I asked her what she felt like she was in the market for. She said she didn’t know, that she had blown out her feet running and needed to find another way to stay in shape, then, she said, she saw me and thought, Bicycling!

I don’t have a terribly prescriptive personality, so the idea of sizing a stranger up and telling her what she needs makes me uncomfortable. (My partner probably shot milk through her nose laughing at the concept of me not liking to tell people what to do, such is the yawning gulf between her perception and my own.) So it was that I began to tell Dierdre everything I know about cycling. Maybe she was just trying to change the subject when she told me about my old-soul status.

“Ancient Egypt, Samaria, the French Revolution, you’ve seen it all,” she said. “And the old souls are being awakened now because the world needs them.”

“Oh,” I said. “Thank you.”

“My teachers warn me to be careful with my talent. My psychic eye is very strong, and not everyone is ready to hear what I have to tell them, but you have a strong spirit and you know you’re here for a greater purpose.”

Goodness, am I that transparent? I have always thought that I’m here for a greater purpose. I mean, maybe not a great purpose, but, for instance, when I was still waiting tables four years out of college, I thought then that perhaps there might be something better in store for me.

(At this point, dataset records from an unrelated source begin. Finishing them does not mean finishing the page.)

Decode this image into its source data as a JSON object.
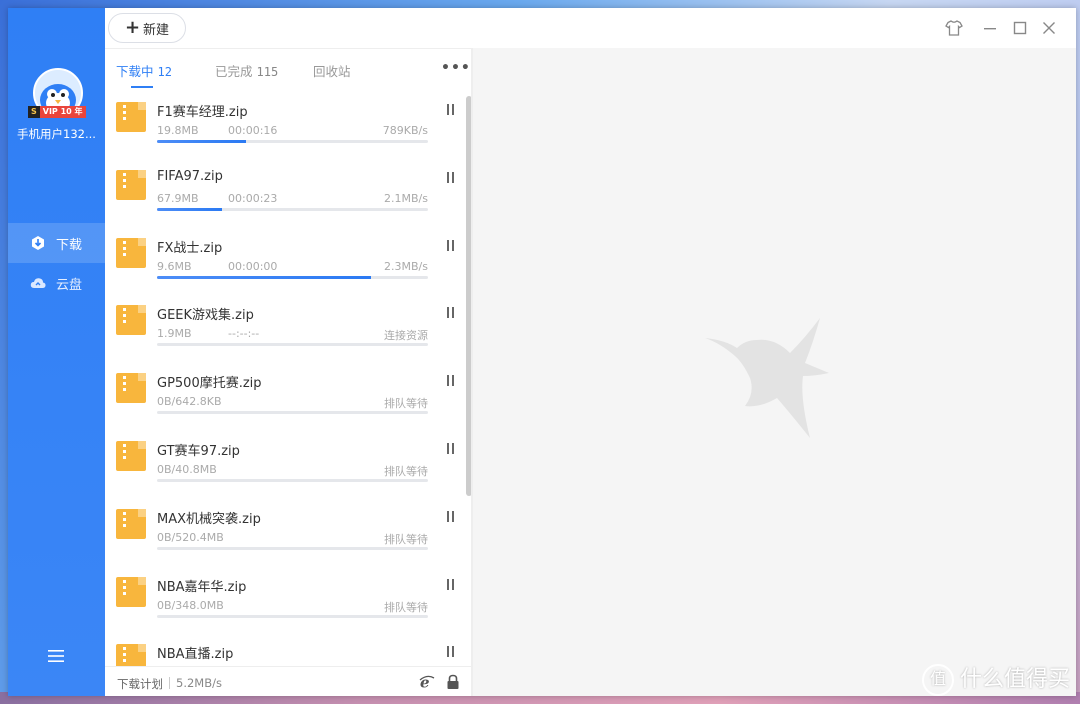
{
  "sidebar": {
    "vip_s": "S",
    "vip_label": "VIP 10 年",
    "username": "手机用户132...",
    "nav": [
      {
        "label": "下载",
        "icon": "download-icon",
        "active": true
      },
      {
        "label": "云盘",
        "icon": "cloud-icon",
        "active": false
      }
    ]
  },
  "toolbar": {
    "new_label": "新建"
  },
  "tabs": [
    {
      "label": "下载中",
      "count": "12",
      "active": true
    },
    {
      "label": "已完成",
      "count": "115",
      "active": false
    },
    {
      "label": "回收站",
      "count": "",
      "active": false
    }
  ],
  "downloads": [
    {
      "name": "F1赛车经理.zip",
      "size": "19.8MB",
      "time": "00:00:16",
      "status": "789KB/s",
      "progress": 0.33
    },
    {
      "name": "FIFA97.zip",
      "size": "67.9MB",
      "time": "00:00:23",
      "status": "2.1MB/s",
      "progress": 0.24
    },
    {
      "name": "FX战士.zip",
      "size": "9.6MB",
      "time": "00:00:00",
      "status": "2.3MB/s",
      "progress": 0.79
    },
    {
      "name": "GEEK游戏集.zip",
      "size": "1.9MB",
      "time": "--:--:--",
      "status": "连接资源",
      "progress": 0
    },
    {
      "name": "GP500摩托赛.zip",
      "size": "0B/642.8KB",
      "time": "",
      "status": "排队等待",
      "progress": 0
    },
    {
      "name": "GT赛车97.zip",
      "size": "0B/40.8MB",
      "time": "",
      "status": "排队等待",
      "progress": 0
    },
    {
      "name": "MAX机械突袭.zip",
      "size": "0B/520.4MB",
      "time": "",
      "status": "排队等待",
      "progress": 0
    },
    {
      "name": "NBA嘉年华.zip",
      "size": "0B/348.0MB",
      "time": "",
      "status": "排队等待",
      "progress": 0
    },
    {
      "name": "NBA直播.zip",
      "size": "",
      "time": "",
      "status": "",
      "progress": 0
    }
  ],
  "footer": {
    "plan_label": "下载计划",
    "total_speed": "5.2MB/s"
  },
  "watermark": {
    "logo": "值",
    "text": "什么值得买"
  },
  "colors": {
    "accent": "#2f7ff5",
    "folder": "#f8b63d"
  }
}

Ditto when I worked, briefly, for a publisher of gay male erotica. Indeed, I shouldered through the colorless depression that practically consumed my post-college life with the gilded hope that an unknowable purpose was yet to come, and here was confirmation that my purpose is extant!

And while I don’t remember much from my Egyptian and Samaritan lives, I’m pretty sure that during the French Revolution I was Marie (Madame) Tussaud. How else to explain my sick fascination with wax museums? I remember as though it was just yesterday: I (Tussaud) had been a friend of the court and was consequently arrested by the Jacobins on suspicion of royalist sympathies. I was to be executed, and my head was shaved in preparation for the guillotine, but on the eve of my doom I managed to save my neck by consenting to root through the decapitated heads of my friends and make death masks of them for posterity. In my present life, too, I have shaven my head during dark times, and I used to enjoy pulling the heads off Barbies. Coincidence? I think not. Besides, the resemblance is uncanny, as shown here in a waxwork I made of myself:


Dierdre continued to extol my virtues, which included but were not limited to: my powerful insight, my compassionate nature, my valuing of the human over the material, my patience, and, oh, the list just goes on and on.

In sum, I am awake, and I am here to help heal a world in peril, as is Dierdre. (How could she know how special I am were she not equally special herself?)

Oh, and she’s probably going to get a hybrid bicycle, with a more relaxed, comfortable geometry, though she’s considering a racing bike like mine.